As primeiras testemunhas começam a ser ouvidas nesta terça-feira (06/11) em Istambul, no processo movido contra quatro ex-altos comandantes israelenses por suposta responsabilidade no ataque à flotilha que, em maio de 2010, tentou furar o bloqueio israelense à Faixa de Gaza.

A promotoria pediu a prisão perpétua para os quatro ex-oficiais israelenses, incluindo o então chefe do Estado-maior, Gabi Ashkenazi. Eles estão sendo julgados à revelia.

Israel já criticou o caso como um "processo judicial unilateral", recusando-se a cooperar. De fato, muitos especialistas questionam se o caso é da alçada do tribunal penal turco. Mas os ativistas do navio Mavi Marmara (que foi atacado pelos militares israelenses) e as famílias das vítimas têm grandes expectativas.

"Será um julgamento histórico", opina a advogada Gulden Sonmez, membro do conselho da organização humanitária islâmica IHH, cujos ativistas foram mortos durante o ataque. "Os responsáveis ​​pelos crimes contra a humanidade serão responsabilizados", diz. "Este certamente não será um julgamento simbólico.

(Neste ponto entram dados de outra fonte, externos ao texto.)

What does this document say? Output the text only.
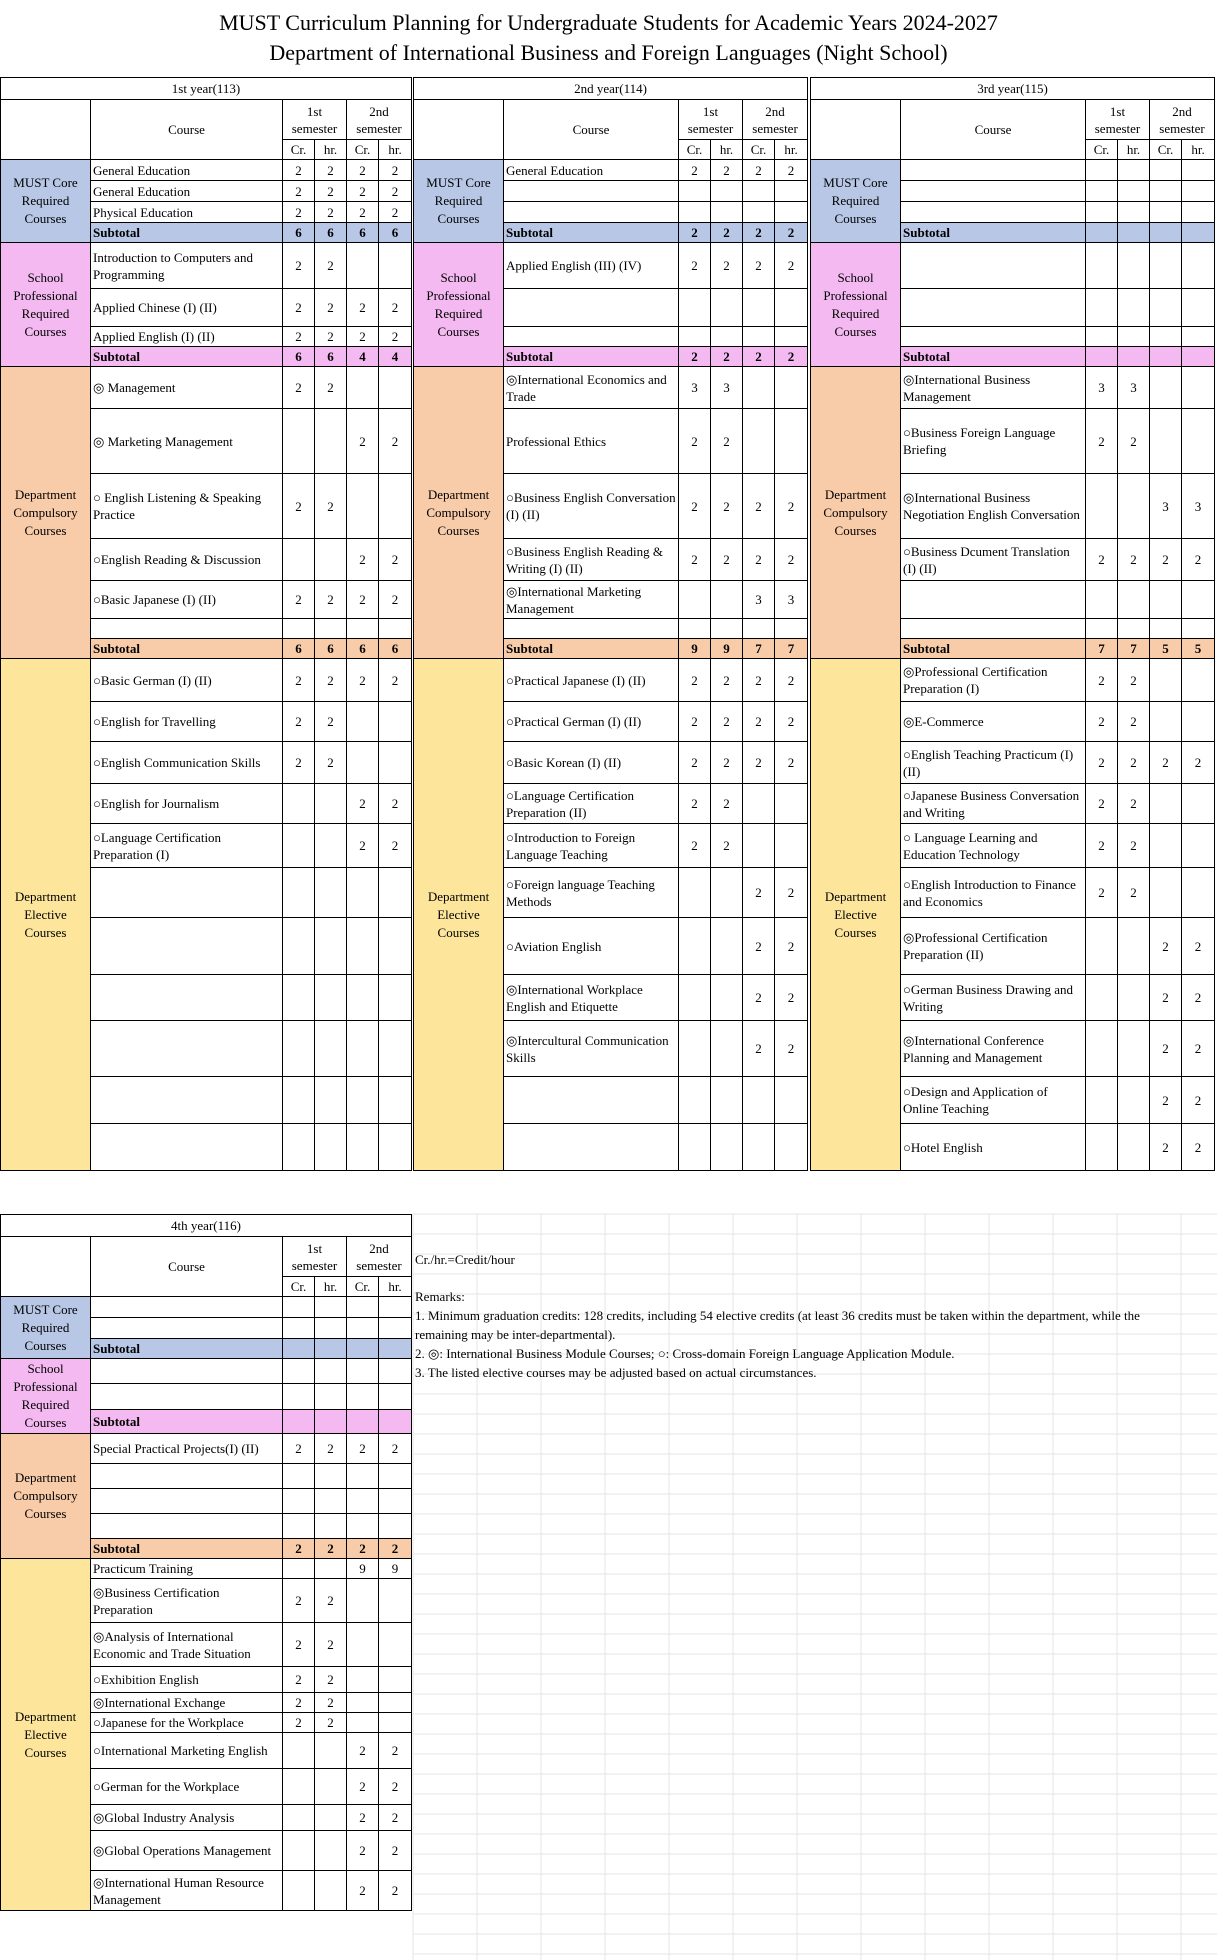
MUST Curriculum Planning for Undergraduate Students for Academic Years 2024-2027
Department of International Business and Foreign Languages (Night School)
1st year(113)					
	Course	1st semester		2nd semester	
		Cr.	hr.	Cr.	hr.
MUST Core Required Courses	General Education	2	2	2	2
	General Education	2	2	2	2
	Physical Education	2	2	2	2
	Subtotal	6	6	6	6
School Professional Required Courses	Introduction to Computers and Programming	2	2		
	Applied Chinese (I) (II)	2	2	2	2
	Applied English (I) (II)	2	2	2	2
	Subtotal	6	6	4	4
Department Compulsory Courses	◎ Management	2	2		
	◎ Marketing Management			2	2
	○ English Listening & Speaking Practice	2	2		
	○English Reading & Discussion			2	2
	○Basic Japanese (I) (II)	2	2	2	2

	Subtotal	6	6	6	6
Department Elective Courses	○Basic German (I) (II)	2	2	2	2
	○English for Travelling	2	2		
	○English Communication Skills	2	2		
	○English for Journalism			2	2
	○Language Certification Preparation (I)			2	2

2nd year(114)					
	Course	1st semester		2nd semester	
		Cr.	hr.	Cr.	hr.
MUST Core Required Courses	General Education	2	2	2	2

	Subtotal	2	2	2	2
School Professional Required Courses	Applied English (III) (IV)	2	2	2	2

	Subtotal	2	2	2	2
Department Compulsory Courses	◎International Economics and Trade	3	3		
	Professional Ethics	2	2		
	○Business English Conversation (I) (II)	2	2	2	2
	○Business English Reading & Writing (I) (II)	2	2	2	2
	◎International Marketing Management			3	3

	Subtotal	9	9	7	7
Department Elective Courses	○Practical Japanese (I) (II)	2	2	2	2
	○Practical German (I) (II)	2	2	2	2
	○Basic Korean (I) (II)	2	2	2	2
	○Language Certification Preparation (II)	2	2		
	○Introduction to Foreign Language Teaching	2	2		
	○Foreign language Teaching Methods			2	2
	○Aviation English			2	2
	◎International Workplace English and Etiquette			2	2
	◎Intercultural Communication Skills			2	2

3rd year(115)					
	Course	1st semester		2nd semester	
		Cr.	hr.	Cr.	hr.
MUST Core Required Courses					

	Subtotal				
School Professional Required Courses					

	Subtotal				
Department Compulsory Courses	◎International Business Management	3	3		
	○Business Foreign Language Briefing	2	2		
	◎International Business Negotiation English Conversation			3	3
	○Business Dcument Translation (I) (II)	2	2	2	2

	Subtotal	7	7	5	5
Department Elective Courses	◎Professional Certification Preparation (I)	2	2		
	◎E-Commerce	2	2		
	○English Teaching Practicum (I) (II)	2	2	2	2
	○Japanese Business Conversation and Writing	2	2		
	○ Language Learning and Education Technology	2	2		
	○English Introduction to Finance and Economics	2	2		
	◎Professional Certification Preparation (II)			2	2
	○German Business Drawing and Writing			2	2
	◎International Conference Planning and Management			2	2
	○Design and Application of Online Teaching			2	2
	○Hotel English			2	2
4th year(116)					
	Course	1st semester		2nd semester	
		Cr.	hr.	Cr.	hr.
MUST Core Required Courses					

	Subtotal				
School Professional Required Courses					

	Subtotal				
Department Compulsory Courses	Special Practical Projects(I) (II)	2	2	2	2

	Subtotal	2	2	2	2
Department Elective Courses	Practicum Training			9	9
	◎Business Certification Preparation	2	2		
	◎Analysis of International Economic and Trade Situation	2	2		
	○Exhibition English	2	2		
	◎International Exchange	2	2		
	○Japanese for the Workplace	2	2		
	○International Marketing English			2	2
	○German for the Workplace			2	2
	◎Global Industry Analysis			2	2
	◎Global Operations Management			2	2
	◎International Human Resource Management			2	2
Cr./hr.=Credit/hour
Remarks:
1. Minimum graduation credits: 128 credits, including 54 elective credits (at least 36 credits must be taken within the department, while the remaining may be inter-departmental).
2. ◎: International Business Module Courses; ○: Cross-domain Foreign Language Application Module.
3. The listed elective courses may be adjusted based on actual circumstances.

Se forem considerados culpados, estes comandantes israelenses podem ser presos em qualquer lugar do mundo, por meio de uma ordem de prisão da Interpol", afirma.

O tribunal turco já emitiu intimações para os comandantes israelenses e, de acordo com os advogados, pode ainda emitir mandados de prisão contra os oficiais após as primeiras audiências, nas quais 490 testemunhas de 37 países estão programadas para depor.

Gabi Aschkenasi
Gabi Ashkenazi, ex-chefe das Forças Armadas de Israel, é um dos acusadosFoto: AP

Ativistas esperam que o julgamento possa se tornar ainda maior nas próximas semanas, com processos judiciais contra dezenas de militares e civis israelenses envolvidos no ataque. Eles estão convencidos de que o julgamento vai, finalmente, trazer justiça, além de pressionar o governo israelense a mudar sua política em relação a Gaza.

Apesar das grandes expectativas, no entanto, observadores consideram a validade jurídica do julgamento e a execução da pena como altamente questionáveis. Mas a mídia turca especulou que Israel teria pedido a mais de 150 soldados e funcionários envolvidos com o incidente do Mavi Marmara para não viajar ao exterior, onde poderiam correr o risco de serem presos e extraditados para a Turquia.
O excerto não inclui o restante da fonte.